We’re not going to lie to you: Amazon is a very competitive marketplace — meaning, there are a lot of books out there and only a few will stand out. As such, we want to maximise our chances of getting seen (impressions) and getting interactions (clicks). 


Only this will get us to our biggest desired outcome: Purchases and/or reads!


But how do we maximize this? BooksFlyer has been designed to aim for the optimization goal that experts like Ricardo Fayet preach, and that we too have been applying with good consistent results: 


Cover our spend in advertising (we’ll call it ad spend from now on) with our revenue from advertising  (ad revenue from now on). In fancier words, breaking even. 


This is based on two ideas:


  • Since Amazon asks for competitive bids, we want to give it as much as we can, without cannibalising our total revenue.

  • If our book is relevant for our audience, this extra visibility earned via Amazon ads will have an added impact on our overall revenue. Kind of like a snowball effect.


Now, this is all clear as a sunny morning sky when it comes to standalones: aim to align your advertising spend with your Amazon Ads dashboard's revenue figures. However, things change when you advertise a series. In this case – tell me the books you are advertising and I’ll tell you where your break even point is. The main strategies for this are two:


  • Advertise only book one in series. If this is your case and you try to cover your ad spend with just the ad revenue of book 1 — good luck getting competitive bids! The best option you have is to take into consideration the purchases / reads of the rest of books within the series. To rephrase, you would aim to break even on your expected ad revenue (not on the ad revenue you see on your dashboard!)

  • If you advertise all books in series, part of your revenue after read-through will reflect in your Amazon Advertising dashboard. In this case you can aim to break even on your immediate ad revenue, the one you see on your dashboard. This is also what applies to standalones. 
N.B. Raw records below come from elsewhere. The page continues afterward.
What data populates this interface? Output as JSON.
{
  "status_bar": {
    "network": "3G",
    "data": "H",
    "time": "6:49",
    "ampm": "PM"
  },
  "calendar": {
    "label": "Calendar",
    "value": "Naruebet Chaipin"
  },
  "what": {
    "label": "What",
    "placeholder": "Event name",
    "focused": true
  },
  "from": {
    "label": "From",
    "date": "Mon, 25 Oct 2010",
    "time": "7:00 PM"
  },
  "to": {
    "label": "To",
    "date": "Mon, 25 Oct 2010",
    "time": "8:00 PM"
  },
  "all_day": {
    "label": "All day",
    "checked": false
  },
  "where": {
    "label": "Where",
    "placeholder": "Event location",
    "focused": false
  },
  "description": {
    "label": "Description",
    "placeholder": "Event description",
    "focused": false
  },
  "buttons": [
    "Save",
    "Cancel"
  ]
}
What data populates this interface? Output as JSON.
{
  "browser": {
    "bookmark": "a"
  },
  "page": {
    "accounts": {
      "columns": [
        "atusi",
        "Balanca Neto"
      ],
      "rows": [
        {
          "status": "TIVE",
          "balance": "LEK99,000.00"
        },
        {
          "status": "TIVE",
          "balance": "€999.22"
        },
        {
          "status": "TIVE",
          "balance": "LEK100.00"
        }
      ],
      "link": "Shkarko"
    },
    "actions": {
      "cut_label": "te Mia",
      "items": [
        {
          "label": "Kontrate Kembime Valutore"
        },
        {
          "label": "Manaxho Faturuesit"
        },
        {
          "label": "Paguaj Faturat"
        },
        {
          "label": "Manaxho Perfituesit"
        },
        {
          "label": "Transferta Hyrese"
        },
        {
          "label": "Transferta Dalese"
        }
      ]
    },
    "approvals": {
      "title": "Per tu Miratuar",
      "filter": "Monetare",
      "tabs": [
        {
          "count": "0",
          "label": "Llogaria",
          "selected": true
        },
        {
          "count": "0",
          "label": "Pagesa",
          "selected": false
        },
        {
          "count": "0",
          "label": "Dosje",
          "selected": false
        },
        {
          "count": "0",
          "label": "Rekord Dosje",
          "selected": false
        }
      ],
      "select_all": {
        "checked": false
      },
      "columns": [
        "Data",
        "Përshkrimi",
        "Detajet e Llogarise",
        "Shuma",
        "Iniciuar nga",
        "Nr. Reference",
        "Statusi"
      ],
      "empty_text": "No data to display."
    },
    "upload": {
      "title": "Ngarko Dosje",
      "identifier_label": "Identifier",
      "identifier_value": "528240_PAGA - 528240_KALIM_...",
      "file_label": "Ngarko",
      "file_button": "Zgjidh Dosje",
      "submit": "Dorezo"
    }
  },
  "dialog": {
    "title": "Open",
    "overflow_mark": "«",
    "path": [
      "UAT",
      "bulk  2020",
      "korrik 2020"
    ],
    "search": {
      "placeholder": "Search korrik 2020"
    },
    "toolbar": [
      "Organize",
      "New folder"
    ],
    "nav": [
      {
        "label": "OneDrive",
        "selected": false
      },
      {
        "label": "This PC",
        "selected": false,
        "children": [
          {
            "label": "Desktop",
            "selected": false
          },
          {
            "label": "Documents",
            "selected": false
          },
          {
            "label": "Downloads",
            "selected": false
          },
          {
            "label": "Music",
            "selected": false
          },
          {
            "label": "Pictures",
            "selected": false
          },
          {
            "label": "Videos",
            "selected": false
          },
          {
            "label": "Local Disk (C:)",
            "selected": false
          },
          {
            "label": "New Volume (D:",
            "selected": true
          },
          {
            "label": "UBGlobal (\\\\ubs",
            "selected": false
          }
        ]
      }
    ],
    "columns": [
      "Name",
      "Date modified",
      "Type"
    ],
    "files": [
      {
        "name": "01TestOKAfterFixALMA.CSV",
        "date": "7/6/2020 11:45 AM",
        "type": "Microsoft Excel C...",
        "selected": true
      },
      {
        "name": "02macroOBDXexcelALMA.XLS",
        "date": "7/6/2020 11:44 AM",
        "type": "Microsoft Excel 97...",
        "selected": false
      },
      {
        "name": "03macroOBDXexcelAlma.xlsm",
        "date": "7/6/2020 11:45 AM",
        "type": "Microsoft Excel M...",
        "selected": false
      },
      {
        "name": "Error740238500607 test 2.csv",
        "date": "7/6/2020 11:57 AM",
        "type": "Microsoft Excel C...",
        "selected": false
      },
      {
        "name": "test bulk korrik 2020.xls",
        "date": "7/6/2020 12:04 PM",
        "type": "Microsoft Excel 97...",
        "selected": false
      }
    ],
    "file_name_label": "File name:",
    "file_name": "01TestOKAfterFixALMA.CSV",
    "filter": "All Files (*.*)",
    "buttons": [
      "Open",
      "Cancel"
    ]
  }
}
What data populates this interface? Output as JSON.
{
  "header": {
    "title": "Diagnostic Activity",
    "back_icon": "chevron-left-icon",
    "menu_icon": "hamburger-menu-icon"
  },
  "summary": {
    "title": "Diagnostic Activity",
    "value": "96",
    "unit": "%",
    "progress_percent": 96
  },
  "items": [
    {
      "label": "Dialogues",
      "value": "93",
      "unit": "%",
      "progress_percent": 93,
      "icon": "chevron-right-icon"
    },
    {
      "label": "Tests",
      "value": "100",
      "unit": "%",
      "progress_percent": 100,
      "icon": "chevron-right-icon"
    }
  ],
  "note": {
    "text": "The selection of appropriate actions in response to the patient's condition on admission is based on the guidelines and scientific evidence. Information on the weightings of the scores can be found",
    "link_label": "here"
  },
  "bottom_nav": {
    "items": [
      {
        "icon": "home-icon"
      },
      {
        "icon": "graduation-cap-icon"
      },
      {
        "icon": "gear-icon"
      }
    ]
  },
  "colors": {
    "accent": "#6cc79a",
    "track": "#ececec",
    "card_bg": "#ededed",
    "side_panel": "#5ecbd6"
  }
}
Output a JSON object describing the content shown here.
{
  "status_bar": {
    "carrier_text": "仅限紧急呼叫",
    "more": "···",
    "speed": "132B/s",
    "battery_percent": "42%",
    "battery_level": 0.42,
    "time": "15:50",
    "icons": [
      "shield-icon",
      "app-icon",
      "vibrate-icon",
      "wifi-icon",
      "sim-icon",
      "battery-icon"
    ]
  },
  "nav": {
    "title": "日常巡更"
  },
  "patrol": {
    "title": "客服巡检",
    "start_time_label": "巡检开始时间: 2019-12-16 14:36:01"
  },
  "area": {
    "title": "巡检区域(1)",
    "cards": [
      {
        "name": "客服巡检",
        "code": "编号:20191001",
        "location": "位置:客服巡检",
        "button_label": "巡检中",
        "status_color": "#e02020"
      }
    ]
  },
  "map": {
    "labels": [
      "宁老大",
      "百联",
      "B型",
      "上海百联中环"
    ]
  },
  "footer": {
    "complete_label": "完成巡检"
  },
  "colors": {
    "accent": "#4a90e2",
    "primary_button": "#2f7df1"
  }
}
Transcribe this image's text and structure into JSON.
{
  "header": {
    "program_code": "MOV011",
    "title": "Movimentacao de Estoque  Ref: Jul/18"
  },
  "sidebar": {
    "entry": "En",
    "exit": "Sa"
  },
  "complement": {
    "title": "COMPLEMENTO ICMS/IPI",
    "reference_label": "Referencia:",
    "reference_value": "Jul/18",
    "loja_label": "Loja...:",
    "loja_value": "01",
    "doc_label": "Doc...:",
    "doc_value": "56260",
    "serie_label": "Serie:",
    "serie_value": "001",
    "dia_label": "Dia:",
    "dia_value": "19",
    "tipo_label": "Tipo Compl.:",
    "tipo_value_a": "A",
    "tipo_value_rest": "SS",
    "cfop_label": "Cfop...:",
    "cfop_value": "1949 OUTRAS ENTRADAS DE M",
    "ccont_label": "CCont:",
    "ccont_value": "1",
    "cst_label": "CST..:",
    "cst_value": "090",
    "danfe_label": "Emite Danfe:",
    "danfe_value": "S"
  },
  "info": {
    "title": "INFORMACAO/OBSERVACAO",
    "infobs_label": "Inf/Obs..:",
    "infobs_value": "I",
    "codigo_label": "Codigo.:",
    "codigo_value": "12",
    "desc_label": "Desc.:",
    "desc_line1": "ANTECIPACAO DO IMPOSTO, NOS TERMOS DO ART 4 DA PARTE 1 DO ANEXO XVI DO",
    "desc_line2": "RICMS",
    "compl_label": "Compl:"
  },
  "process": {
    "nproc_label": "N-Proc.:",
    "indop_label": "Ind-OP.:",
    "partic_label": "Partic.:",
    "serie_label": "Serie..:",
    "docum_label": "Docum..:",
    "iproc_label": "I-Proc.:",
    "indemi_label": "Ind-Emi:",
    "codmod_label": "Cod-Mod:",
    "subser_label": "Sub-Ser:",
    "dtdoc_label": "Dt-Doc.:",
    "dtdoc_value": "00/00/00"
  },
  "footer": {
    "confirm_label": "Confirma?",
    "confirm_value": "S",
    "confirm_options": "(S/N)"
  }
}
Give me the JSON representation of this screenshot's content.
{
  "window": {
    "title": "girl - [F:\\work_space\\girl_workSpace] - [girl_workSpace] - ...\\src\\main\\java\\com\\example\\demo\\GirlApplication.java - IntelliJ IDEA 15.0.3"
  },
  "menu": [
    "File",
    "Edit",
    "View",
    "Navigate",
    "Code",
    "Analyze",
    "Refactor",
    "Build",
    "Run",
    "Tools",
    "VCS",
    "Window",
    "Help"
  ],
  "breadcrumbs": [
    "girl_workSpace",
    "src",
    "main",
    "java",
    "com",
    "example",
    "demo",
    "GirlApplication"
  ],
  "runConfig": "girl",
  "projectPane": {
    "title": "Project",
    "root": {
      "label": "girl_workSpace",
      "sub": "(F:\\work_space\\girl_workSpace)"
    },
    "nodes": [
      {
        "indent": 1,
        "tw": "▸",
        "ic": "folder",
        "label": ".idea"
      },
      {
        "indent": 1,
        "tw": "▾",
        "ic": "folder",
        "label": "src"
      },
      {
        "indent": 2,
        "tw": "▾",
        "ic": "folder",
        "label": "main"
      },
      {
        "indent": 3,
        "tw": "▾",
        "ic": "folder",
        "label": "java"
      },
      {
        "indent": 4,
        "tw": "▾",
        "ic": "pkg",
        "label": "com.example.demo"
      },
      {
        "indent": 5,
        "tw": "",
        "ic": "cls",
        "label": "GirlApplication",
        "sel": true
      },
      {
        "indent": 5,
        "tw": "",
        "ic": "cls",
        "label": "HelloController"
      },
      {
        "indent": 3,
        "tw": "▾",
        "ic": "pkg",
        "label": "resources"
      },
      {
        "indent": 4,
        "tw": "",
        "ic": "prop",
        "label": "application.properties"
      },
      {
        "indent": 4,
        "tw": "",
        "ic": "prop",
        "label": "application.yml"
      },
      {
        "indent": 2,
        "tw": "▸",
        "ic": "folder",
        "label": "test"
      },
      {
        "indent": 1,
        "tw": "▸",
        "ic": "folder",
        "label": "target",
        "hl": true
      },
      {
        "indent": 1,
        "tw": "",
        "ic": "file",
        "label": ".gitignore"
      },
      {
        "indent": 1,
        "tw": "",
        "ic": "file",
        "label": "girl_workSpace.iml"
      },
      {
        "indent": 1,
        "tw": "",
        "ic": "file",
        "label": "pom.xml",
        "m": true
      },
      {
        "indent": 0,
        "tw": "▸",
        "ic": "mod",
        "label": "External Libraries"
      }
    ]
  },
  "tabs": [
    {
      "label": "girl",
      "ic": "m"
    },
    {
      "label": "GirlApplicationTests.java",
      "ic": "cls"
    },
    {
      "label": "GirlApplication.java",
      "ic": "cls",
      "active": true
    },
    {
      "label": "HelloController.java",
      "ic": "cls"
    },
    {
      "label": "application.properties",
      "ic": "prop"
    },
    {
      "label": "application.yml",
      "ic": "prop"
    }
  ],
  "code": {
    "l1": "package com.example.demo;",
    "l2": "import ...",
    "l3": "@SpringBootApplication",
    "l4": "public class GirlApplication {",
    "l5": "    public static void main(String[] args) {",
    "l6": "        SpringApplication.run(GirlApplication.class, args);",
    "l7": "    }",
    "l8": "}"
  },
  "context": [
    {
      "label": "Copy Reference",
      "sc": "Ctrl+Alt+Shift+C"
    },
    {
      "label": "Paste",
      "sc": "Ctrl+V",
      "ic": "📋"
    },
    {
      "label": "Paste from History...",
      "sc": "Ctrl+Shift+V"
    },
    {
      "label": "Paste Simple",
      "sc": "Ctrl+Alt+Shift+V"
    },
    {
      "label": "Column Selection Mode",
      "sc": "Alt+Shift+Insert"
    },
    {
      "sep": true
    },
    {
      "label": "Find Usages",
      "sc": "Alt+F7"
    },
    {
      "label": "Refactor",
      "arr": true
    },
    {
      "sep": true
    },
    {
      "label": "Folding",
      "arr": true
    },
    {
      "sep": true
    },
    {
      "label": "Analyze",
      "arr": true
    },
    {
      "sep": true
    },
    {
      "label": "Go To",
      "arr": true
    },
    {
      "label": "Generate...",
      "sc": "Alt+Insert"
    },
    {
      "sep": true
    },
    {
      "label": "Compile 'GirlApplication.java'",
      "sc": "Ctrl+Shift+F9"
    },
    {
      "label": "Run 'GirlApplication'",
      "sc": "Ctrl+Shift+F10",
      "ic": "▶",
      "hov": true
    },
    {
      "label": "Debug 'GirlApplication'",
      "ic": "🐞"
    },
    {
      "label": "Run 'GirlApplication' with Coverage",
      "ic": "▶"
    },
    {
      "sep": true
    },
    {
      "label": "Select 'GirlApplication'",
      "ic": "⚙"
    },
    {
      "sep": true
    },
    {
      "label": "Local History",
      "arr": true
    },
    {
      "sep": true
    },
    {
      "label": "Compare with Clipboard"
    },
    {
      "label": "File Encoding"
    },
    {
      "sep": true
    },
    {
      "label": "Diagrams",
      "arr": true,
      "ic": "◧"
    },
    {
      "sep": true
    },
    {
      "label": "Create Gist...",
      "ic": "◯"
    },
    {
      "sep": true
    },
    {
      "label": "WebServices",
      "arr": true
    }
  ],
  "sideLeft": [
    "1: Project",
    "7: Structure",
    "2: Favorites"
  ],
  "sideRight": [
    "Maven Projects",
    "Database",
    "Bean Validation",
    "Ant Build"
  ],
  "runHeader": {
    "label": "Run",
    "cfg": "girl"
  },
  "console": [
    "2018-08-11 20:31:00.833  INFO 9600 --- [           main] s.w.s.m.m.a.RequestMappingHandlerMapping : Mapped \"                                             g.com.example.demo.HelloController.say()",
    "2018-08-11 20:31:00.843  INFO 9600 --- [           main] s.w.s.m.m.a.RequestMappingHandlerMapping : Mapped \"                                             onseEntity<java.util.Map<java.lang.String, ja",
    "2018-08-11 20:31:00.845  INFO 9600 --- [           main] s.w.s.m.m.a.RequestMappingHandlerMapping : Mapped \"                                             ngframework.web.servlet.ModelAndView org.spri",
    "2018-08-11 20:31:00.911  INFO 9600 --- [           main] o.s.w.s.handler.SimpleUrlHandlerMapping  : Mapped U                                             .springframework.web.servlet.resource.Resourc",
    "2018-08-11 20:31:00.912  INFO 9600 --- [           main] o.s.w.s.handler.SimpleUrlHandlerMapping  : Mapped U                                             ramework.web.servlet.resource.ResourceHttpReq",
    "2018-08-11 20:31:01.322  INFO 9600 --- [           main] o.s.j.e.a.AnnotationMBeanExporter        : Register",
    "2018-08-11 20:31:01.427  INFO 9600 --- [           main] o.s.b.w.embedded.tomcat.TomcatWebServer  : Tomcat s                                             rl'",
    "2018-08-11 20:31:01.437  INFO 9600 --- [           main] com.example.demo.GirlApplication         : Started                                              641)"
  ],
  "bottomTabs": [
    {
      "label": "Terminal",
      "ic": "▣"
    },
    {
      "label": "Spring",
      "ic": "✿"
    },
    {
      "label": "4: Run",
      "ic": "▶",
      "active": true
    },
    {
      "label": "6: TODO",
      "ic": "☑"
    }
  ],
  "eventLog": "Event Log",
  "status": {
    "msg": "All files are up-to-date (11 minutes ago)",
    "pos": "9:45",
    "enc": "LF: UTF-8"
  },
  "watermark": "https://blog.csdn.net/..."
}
💡Note: The following question — should I advertise my first book in series or all of my books? — has been a pain for all of us that have had to advertise a series, or at least for this particular writer. There is no clear answer as to which one is better, although I try to provide some guidance here. 


Next steps


We will set up the metrics of BooksFlyer so that we can optimize for either of these break even points.


P.S.: You may have noticed that we do not mention mixing up books from different series or different formats. For the most part, avoid this if you want to properly optimize your campaigns.